The Incidence of Listeria Infections
How common are Listeria infections?
Listeria bacteria are found widely in the environment in soil, including in decaying vegetation and water, and may be part of the fecal flora of a large number of mammals, including healthy human adults. [4, 18] According to the FDA, “studies suggest that 1-10% of humans may be intestinal carriers of Listeria.”  Another authority notes that the “organism has been isolated from the stool of approximately 5% of healthy adults.”  Overall, seasonal trends show a notable peak in total Listeria cases and related-deaths from July through October. 
Ingested by mouth, Listeria is among the most virulent foodborne pathogens, with up to 20% of clinical infections resulting in death.  These bacteria primarily cause severe illness and death in persons with immature or compromised immune systems. [13, 18] Consequently, most healthy adults can be exposed to Listeria with little to no risk of infection and illness. [4, 11]
A study published in 1995 projected Listeria infection-rates to the U.S. population, suggesting that an estimated 1,965 cases and 481 deaths occurred in 1989 compared with an estimated 1,092 cases and 248 deaths in 1993, a 44% and 48% reduction in illness and death, respectively.  In comparison, a USDA study published in 1996 estimated that there had been 1,795-1860 Listeria-related cases in 1993, and 445-510 deaths, with 85-95% of these attributable to the consumption of contaminated food.  Listeriosis-related mortality rates decreased annually by 10.7% from 1990 through 1996, and by 4.3% from 1996 through 2005. 
Among adults 50 years of age and older, infection rates were estimated to have declined from 16.2 per 1 million in 1989 to 10.2 per 1 million in 1993.  Perinatal disease decreased from 17.4 cases per 100,000 births in 1989 to 8.6 cases per 100,000 births in 1993.  Neonatal infections are often severe, with a mortality rate of 25-50%. 

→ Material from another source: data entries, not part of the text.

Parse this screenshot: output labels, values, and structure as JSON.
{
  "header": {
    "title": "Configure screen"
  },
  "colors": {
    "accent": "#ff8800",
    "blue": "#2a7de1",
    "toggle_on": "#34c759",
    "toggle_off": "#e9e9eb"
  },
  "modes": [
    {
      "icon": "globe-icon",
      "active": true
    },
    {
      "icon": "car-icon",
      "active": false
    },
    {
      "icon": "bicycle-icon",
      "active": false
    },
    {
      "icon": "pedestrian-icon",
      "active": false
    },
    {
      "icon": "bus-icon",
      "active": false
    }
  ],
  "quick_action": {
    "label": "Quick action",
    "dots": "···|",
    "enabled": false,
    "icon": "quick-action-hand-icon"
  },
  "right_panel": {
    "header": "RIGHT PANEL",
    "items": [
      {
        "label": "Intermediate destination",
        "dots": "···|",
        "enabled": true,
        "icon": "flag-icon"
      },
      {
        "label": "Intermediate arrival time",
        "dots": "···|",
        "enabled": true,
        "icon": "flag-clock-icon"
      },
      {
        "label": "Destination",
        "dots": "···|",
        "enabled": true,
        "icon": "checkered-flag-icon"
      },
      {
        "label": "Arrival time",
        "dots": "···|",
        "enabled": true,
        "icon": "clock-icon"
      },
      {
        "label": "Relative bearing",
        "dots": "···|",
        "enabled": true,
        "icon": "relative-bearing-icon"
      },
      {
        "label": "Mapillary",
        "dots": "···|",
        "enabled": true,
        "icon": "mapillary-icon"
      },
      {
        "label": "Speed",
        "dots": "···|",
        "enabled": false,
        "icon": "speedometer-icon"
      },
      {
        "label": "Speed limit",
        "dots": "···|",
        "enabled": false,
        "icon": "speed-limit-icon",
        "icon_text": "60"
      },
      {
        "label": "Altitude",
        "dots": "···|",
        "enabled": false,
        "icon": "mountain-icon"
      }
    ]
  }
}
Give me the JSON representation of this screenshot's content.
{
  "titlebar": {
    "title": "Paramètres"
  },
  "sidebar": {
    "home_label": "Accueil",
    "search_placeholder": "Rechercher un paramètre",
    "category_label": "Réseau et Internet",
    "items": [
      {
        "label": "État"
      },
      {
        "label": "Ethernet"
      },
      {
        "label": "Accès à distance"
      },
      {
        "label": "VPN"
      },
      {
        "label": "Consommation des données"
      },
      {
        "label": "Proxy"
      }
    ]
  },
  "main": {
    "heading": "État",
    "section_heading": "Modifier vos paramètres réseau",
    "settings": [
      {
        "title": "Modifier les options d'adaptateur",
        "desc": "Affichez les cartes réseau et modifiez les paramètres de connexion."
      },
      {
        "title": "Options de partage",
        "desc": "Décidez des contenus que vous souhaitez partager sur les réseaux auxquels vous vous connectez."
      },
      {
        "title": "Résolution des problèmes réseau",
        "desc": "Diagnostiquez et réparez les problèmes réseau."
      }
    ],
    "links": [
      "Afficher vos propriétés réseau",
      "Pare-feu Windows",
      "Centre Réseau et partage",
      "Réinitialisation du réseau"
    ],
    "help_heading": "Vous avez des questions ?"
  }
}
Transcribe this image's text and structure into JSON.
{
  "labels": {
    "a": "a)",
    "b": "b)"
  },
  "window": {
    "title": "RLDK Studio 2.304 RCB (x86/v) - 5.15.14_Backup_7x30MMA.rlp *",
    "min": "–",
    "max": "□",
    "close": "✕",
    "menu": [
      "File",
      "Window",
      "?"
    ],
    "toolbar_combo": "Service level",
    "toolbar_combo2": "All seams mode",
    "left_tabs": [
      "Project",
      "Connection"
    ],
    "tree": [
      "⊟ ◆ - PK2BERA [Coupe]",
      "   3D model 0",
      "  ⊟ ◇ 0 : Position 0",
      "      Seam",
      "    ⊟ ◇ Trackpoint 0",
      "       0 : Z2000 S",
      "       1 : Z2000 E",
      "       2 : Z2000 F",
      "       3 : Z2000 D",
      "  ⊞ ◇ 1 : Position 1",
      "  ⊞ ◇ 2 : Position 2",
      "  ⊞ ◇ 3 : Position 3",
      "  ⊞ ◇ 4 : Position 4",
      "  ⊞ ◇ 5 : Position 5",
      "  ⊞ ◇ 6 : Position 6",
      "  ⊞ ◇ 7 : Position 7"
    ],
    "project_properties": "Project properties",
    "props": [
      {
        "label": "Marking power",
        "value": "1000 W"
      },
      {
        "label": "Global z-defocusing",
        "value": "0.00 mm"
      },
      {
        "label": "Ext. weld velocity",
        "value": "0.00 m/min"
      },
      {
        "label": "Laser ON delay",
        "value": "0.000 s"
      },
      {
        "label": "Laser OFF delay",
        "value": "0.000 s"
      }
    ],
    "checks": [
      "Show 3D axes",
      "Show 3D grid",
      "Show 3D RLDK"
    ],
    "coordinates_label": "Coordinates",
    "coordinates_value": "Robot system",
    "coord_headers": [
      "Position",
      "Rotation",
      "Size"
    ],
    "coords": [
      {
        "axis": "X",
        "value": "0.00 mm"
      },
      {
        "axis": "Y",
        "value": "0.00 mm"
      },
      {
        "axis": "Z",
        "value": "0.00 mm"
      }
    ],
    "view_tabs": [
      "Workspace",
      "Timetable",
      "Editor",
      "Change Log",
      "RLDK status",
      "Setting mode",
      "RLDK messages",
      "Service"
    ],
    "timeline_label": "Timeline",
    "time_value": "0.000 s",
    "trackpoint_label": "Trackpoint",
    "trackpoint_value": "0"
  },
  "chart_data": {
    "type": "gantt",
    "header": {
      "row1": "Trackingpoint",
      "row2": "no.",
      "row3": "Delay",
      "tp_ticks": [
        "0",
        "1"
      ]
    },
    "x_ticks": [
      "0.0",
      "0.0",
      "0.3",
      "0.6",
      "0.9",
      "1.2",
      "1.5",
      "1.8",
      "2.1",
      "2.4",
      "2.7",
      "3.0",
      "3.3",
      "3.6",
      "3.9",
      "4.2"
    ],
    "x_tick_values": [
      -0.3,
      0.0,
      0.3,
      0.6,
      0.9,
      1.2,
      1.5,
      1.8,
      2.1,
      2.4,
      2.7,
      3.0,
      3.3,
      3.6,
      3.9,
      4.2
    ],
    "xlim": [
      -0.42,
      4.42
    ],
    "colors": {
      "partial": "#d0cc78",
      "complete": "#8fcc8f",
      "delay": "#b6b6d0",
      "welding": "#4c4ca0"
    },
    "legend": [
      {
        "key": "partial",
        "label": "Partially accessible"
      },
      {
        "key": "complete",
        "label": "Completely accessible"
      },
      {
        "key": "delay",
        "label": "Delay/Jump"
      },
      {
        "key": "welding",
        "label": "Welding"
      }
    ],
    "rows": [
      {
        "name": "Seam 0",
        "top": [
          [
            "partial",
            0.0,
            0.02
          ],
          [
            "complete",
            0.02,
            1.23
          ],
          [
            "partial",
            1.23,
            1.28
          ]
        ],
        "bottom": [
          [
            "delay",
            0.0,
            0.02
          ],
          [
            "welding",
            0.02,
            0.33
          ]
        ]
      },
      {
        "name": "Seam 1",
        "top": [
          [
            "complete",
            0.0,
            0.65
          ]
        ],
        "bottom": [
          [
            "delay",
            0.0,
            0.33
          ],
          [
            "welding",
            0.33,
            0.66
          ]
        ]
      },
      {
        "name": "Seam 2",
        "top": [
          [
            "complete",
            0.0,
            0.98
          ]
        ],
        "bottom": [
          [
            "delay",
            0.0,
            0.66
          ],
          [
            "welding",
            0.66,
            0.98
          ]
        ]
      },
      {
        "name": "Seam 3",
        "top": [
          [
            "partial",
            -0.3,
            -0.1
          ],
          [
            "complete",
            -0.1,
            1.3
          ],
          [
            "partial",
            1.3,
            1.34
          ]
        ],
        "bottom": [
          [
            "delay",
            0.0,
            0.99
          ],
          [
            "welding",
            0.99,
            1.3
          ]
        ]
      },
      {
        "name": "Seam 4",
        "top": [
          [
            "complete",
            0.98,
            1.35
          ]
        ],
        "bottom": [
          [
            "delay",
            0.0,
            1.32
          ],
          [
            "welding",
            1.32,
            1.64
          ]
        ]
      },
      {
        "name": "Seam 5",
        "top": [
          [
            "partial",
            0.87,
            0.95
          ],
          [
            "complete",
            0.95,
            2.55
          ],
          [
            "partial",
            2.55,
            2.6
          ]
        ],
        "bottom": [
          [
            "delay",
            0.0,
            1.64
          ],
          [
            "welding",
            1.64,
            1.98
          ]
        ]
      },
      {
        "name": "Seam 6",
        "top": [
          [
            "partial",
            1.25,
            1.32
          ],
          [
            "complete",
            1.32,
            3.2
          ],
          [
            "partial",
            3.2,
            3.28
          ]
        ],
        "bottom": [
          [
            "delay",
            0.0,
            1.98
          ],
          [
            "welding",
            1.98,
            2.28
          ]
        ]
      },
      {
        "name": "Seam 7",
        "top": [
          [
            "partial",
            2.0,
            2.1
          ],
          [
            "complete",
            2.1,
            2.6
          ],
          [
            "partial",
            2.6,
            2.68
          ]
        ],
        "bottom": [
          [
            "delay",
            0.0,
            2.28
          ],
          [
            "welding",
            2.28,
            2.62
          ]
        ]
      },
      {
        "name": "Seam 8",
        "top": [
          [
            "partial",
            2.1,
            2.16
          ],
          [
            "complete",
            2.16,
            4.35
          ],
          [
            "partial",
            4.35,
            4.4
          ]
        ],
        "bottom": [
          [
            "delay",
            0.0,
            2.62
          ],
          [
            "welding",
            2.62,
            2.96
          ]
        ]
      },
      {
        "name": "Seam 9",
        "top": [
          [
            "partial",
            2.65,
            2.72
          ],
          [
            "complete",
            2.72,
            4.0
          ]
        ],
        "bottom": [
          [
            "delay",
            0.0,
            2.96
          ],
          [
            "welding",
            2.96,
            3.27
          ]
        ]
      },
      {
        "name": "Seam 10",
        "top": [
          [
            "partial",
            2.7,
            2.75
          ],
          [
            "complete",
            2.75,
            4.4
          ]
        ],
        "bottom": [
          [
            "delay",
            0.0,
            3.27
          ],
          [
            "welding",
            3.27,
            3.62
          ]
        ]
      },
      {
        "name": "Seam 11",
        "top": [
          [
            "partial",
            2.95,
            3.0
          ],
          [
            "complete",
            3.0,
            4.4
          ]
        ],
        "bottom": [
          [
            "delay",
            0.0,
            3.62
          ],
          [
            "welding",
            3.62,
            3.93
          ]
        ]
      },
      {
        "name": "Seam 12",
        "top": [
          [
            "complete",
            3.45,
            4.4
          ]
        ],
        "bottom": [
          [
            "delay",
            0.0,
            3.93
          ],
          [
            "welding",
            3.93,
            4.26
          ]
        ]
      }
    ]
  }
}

According to the CDC’s National Center for Zoonotic, Vector-Borne, and Enteric Diseases:
Listeriosis was added to the list of nationally notifiable diseases in 2001. To improve surveillance, the Council of State and Territorial Epidemiologists has recommended that all L. monocytogenes isolates be forwarded to state public health laboratories for subtyping through the National Molecular Subtyping Network for Foodborne Disease Surveillance (PulseNet). All states have regulations requiring health care providers to report cases of listeriosis and public health officials try to interview all persons with listeriosis promptly using a standard questionnaire about high risk foods. In addition, FoodNet conducts active laboratory- and population-based surveillance. 
In 2006, public health officials from 48 states reported 1,270 foodborne disease outbreaks, with a confirmed or suspect source in 884 of the outbreaks (70%).  Only one of the outbreaks with a confirmed source was attributed to Listeria, with this outbreak involving eleven hospitalizations and one death.  The next year, of 17,883 lab-confirmed infections, the CDC attributed 122 to Listeria.  In 2009, there were 158 confirmed Listeria infections, representing an incidence-rate of .34 cases for every 100,000 persons in the United States.  Such data revealed an incidence-rate of 0.27 cases per 100,000 persons, a decrease of 42% compared with 1996—1998.  But, according to CDC’s Technical Information website, it is estimated that there are 1,600 cases of Listeria infection annually in the United States, based on data through 2008. 
The 2009 numbers represented a reported 30% decrease in the number of infections compared to the 1996—1998 rates of infection.  Although the nature and degree of underreporting is subject to dispute, all agree that the confirmed cases represent just the tip of the iceberg. [6, 13] Indeed, one study estimates the annual incidence rate for Listeria to be around 1,795-1,860 cases per 100,000 persons, with 445-510 of the cases ending in death. 
Finally, in a study of FoodNet laboratory-confirmed invasive cases—where infection is detected in blood, cerebrospinal fluid, amniotic fluid, placenta or products of conception—the number of listeriosis cases decreased by 24% from 1996 through 2003.  During this same period, pregnancy-associated disease decreased by 37%, while cases among those fifty years old and older decreased by 23%.